[LLVMdev] Question about per-operand machine model
Andrew Trick
atrick at apple.com
Tue Feb 18 10:17:07 PST 2014
On Feb 18, 2014, at 9:56 AM, JinGu Kang <jingu at codeplay.com> wrote:
> Hi Andy and all,
>
> I have a question about per-operand machine model. I am finding some relations between 'MCWriteLatencyEntry' and 'MCWriteProcResEntry'.
>
> For example,
>
> class InstTEST<..., InstrItinClass itin> : Instruction {
> let Itinerary = Itin;
> }
> // I assume this MI writes 2 registers.
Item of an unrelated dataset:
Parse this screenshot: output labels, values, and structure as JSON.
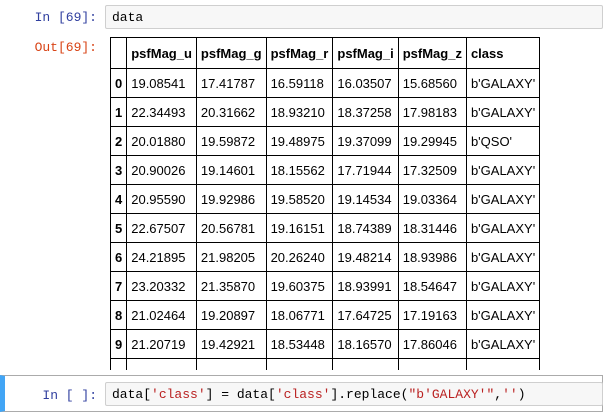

> def TESTINST : InstTEST<..., II_TEST>
>
> // schedule info
> II_TEST: InstrItinClass;
>
> def ALU1: ProcResource<1>;
> def ALU2: ProcResource<1>;
>
> def WriteALU1: SchedWriteRes<[ALU1]> { let Latency = 1; }
> def WriteALU2: SchedWriteRes<[ALU2]> { let Latency = 2; }
>
> def : ItinRW<[WriteALU1, WriteALU2], [II_TEST]>
>
> From this example, we can access the latency information of MI with 'getWriteLatencyEntry()' and the resource information of MI with 'getWriteProcResBegin()'. At this point, I would like to find the related resource information with each latency information. But TableGen generates the 'WriteResourceID' of 'MCWriteLatencyEntry' when the 'Write' is referenced by a 'ReadAdvance'. And the order of each information, which are resource and latency, is not same. Could you let me know whether it is possible to find the related resource information with each latency information or not?
>
> Thanks,
> JinGu Kang
Resources and latency are not tied. An instruction is mapped to a scheduling class. A scheduling class is mapped to a set of resources and a per-operand list of latencies.
For resources that are not fully pipelined, you indicate the number of cycles during which the resource is used:
This uses two ALUs in the same cycle:
def WriteALU2: SchedWriteRes<[ALU, ALU]> {}
This uses an ALU for two cycles:
def WriteALUReplay: SchedWriteRes<[ALU]> { let ResourceCycles = [2]; }
This uses a MUL for 4 cycles and an ALU for two cycles:
def WriteMULALU: SchedWriteRes<[MUL, ALU]> { let ResourceCycles = [4, 2]; }
The weakness of the per-operand model (as opposed to the per-pipeline-stage itinerary) is that we cannot indicate, for example, that the ALU resources are used after the MUL resources. We could extend the model fairly easily to accomodate that.